Las llamadas terapias de conversión —a las que son sometidos, por su orientación sexual, tanto adultos como menores de edad— deben ser prohibidas mediante ley en Puerto Rico.
Pero, ante la perspectiva de que es final y firme la decisión de los líderes de la Cámara de Representantes de no dar paso al proyecto del Senado (PS 1000) que proscribe esta terapia supuestamente reparativa, la respuesta más prudente, más justa y más urgente debiera ser, entonces, la prohibición por orden ejecutiva de esta incivilizada práctica, violatoria de derechos humanos.
Obra bien el gobernador Ricardo Rosselló al anunciar que se propone en los próximos días instituir su prohibición por vía ejecutiva, consciente de que “la idea de que hay personas en nuestra sociedad que necesitan tratamiento debido a su identidad de género o a quiénes aman no solo es absurda, sino que es perjudicial para tantos niños y jóvenes que merecen ser tratados con dignidad y respeto”.
La medida, coautoría de los senadores Zoé Laboy, Eduardo Bhatia y Juan Dalmau, fue aprobada en el Senado el pasado 7 de marzo. Del comportamiento de la Cámara en cuanto al “estudio” y tratamiento de la pieza pudiera interpretarse que —desde antes de que llegara a sus manos— los líderes de dicho cuerpo legislativo ya tenían su “veredicto”.

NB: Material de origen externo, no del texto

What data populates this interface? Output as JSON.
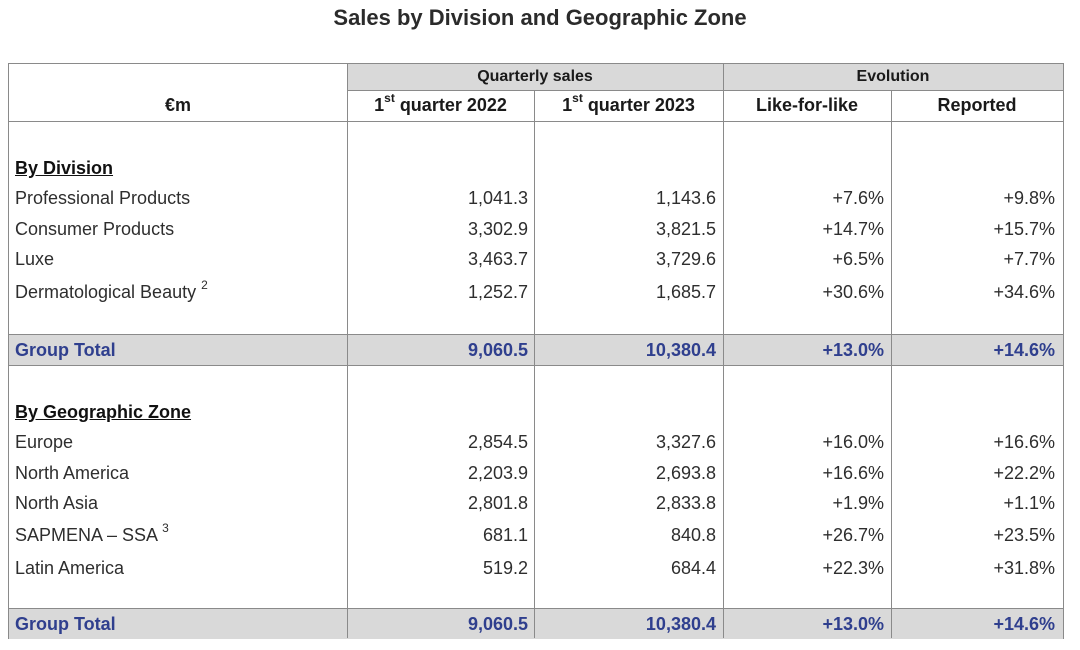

El récord periodístico indica que la Comisión cameral de lo Jurídico no procuró —y además se abstuvo de recibir— los testimonios de personas que, siendo menores, vivieron en carne propia los rigores del cuestionado e irregular procedimiento. Este rechazo a la razón indica que hay sectores sociales y políticos en nuestro país para quienes, por encima del derecho, es el prejuicio el que debe tener supremacía.
Las terapias a cuya prohibición el liderazgo cameral se resiste —y a las que son sometidos principalmente niños y adolescentes a quienes se pretende “cambiar” su orientación sexual— son ejecutadas por consejeros espirituales que, como reseñara EL VOCERO el 19 de febrero pasado, rechazan toda identidad de género que no responda a la heterosexualidad.
Inspirados no en la ciencia, sino en el dogma, este tipo de sesiones también las conducen sicólogos quienes, a decir de expertos, incurren con ello en violaciones muy serias a la ética profesional.
Según testimonios que hemos reseñado, en uno y otro campo —en el de los orientadores espirituales y en el de los sicólogos—, estas terapias se realizan desde la óptica de que todo tipo de relación de pareja que no sea heterosexual es abominable.
Contrario al argumento del liderazgo cameral para justificar la muerte del proyecto, el problema de las terapias de conversión sí existe en Puerto Rico y es necesario que se erradiquen con reglamentación taxativa, que lleve a todo el que la contravenga a responder por sus actos.
Esta actitud de retranca en materia de derechos tiene importantes opiniones científicas en su contra. En 1973, la Asociación Americana de Sicología eliminó como categoría clínica la homosexualidad, a la que no considera un “trastorno mental”. Esto ayuda a comprender, entonces, que son estas terapias las que sí constituyen un marcado trastorno en nuestro ordenamiento social.
En Estados Unidos, donde el problema se ha podido documentar, cerca de 700,000 miembros de la comunidad Lgbtt, de entre 18 y 59 años, revelaron haber sido sometidos a estas terapias —unos 350,000 de ellos cuando eran adolescentes—, según un estudio del Instituto Williams de la Escuela de Derecho de la Universidad de California. En Puerto Rico necesitamos romper el cerco que impide la documentación de esta tragedia.
Esperamos la firma de la orden ejecutiva por parte del gobernador y que la misma abone el camino para que —cuando haya una mejor actitud en la Asamblea Legislativa— la prohibición de las terapias de conversión se produzca mediante ley.